The proposed bill to empower the transgender community carries the legacy of the path breaking judgment of the Supreme Court in 2009, which granted the transgenders people the right to register as the “third gender”, a national identity card, the right to vote and hold a public office. The bill covers the fundamental rights of transgender people including the right to education, employment, health, inheritance property and assembly. In line with the past Supreme Court judgments, their rights to hold a public office, take part in elections and access to public places are also secured in the bill. To stop the exploitation of transgender people at the hands of law enforcement agencies, a number of amendments have also been proposed in the Criminal Law Amendment Act 2017. The criminal law amendment bill proposes action against the abduction of transgender people, sexual assault and assault or criminal force with intent to outrage their modesty.
The sources and motivation for current drive for transgender rights are diverse but it is important to individually acknowledge the progressive agents of social change in our society for inspiration. The legislators especially Senator Rubina Khalid, Senator Farhatullah Babar, and Nighat Orakzai must be credited for leading the initiative. Federal Ombudsman, Salman Farooqui and his staff members Ejaz Qureshi and Syeda Viquar and Justice (retd.) Ali Nawaz Chohan and his legal team at NCHR must be acknowledged for their substantive input into the bill. Above all, the respected elders of transgender community, such as Bubli Malik, Farzana Jan, Bindyia Rana, and Janat Ali and human right activists such as Qamar Naseem and Sabhat Rizvi deserve an honorable mention for their keen observation and meticulous amendments to the proposed bill.

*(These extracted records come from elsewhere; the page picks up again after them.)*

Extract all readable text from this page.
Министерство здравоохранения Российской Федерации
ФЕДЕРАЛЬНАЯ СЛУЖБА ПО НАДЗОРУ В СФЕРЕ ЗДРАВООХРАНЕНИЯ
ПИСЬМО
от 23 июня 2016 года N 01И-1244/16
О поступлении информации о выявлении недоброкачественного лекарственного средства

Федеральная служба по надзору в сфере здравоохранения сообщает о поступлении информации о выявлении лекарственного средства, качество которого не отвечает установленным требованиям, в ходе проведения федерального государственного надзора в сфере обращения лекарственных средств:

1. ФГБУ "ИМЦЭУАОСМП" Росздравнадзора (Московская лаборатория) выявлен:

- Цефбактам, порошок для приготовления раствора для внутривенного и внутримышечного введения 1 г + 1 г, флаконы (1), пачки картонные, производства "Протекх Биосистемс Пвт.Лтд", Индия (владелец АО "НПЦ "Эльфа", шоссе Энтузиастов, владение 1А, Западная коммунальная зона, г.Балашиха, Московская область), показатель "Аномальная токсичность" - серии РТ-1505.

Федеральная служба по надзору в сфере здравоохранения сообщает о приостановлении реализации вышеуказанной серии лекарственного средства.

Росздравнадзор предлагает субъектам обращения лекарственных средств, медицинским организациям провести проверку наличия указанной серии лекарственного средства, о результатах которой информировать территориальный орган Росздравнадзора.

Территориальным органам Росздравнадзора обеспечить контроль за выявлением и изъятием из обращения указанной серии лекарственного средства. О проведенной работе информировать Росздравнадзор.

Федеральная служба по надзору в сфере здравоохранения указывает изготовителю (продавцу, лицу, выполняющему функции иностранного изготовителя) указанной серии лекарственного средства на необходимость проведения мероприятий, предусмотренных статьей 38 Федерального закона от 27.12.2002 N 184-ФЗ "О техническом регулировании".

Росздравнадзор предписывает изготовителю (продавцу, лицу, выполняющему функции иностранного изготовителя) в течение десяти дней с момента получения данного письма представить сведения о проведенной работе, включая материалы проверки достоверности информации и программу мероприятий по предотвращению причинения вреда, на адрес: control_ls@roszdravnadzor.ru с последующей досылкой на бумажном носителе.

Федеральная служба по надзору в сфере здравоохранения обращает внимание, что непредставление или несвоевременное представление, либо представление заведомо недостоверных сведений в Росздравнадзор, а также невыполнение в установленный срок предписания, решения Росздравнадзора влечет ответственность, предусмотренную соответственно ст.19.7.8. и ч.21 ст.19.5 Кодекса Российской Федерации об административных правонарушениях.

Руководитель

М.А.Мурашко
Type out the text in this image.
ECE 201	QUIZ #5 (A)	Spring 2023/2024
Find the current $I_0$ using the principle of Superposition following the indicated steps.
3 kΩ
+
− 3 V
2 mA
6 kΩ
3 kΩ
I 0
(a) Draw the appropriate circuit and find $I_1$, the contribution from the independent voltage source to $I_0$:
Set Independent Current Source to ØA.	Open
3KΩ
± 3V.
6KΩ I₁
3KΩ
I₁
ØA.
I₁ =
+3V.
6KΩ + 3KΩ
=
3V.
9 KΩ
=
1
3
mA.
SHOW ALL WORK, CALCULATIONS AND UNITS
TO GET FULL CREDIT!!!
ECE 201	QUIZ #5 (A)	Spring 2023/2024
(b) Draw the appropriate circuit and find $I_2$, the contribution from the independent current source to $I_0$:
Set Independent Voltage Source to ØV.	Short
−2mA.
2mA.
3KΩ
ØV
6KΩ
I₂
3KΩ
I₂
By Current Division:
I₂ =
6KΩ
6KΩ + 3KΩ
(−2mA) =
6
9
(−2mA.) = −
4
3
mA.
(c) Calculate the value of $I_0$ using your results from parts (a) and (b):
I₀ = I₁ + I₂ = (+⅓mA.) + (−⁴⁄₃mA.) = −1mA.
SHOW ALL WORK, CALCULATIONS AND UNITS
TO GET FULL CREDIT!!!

Some quarters are trying to muddle the discourse and misreading the proposed bill as an attempt to legitimatise lesbian and gay lifestyles. Far from that, the proposed bill is an attempt to protect the marginalised segments of society, who have been unfairly criminalised by the colonial legacy of Pakistani laws. For instance, the khwajasira has no right to assembly by law, therefore, to hold their community gatherings, their gurus have to seek permission from the office of the District Magistrate. Otherwise, police raid their homes to break their birthday parties and take them into custody for violating the law. No such discriminatory laws exist against public gathering of Pakistani men or women, be they lesbian, gay or straight citizens.
In a patriarchal society, steeped in the norms of hyper masculinity,the very phenomenon of a transgender person is a universal lexicon of male insult. Leading the life of a khwajasira in our society is equivalent to walking on the burning coals of fire. Those who enter the transgender community and adopt the lifestyle of khwajasira pay an enormous social, economic, emotional and moral cost, a cost too high for any person to bear, without deep unconscious psychological drives. Therefore, the right to hold a gender identity other than one ascribed at birth, so painfully claimed by the transgender souls should be respected by the mainstream society.
The writer is an anthropologist, former Director of National College of Arts, Rawalpindi campus, currently working for the Center for Culture and Development (C2D), Islamabad & Vice President of the Council of Social Sciences.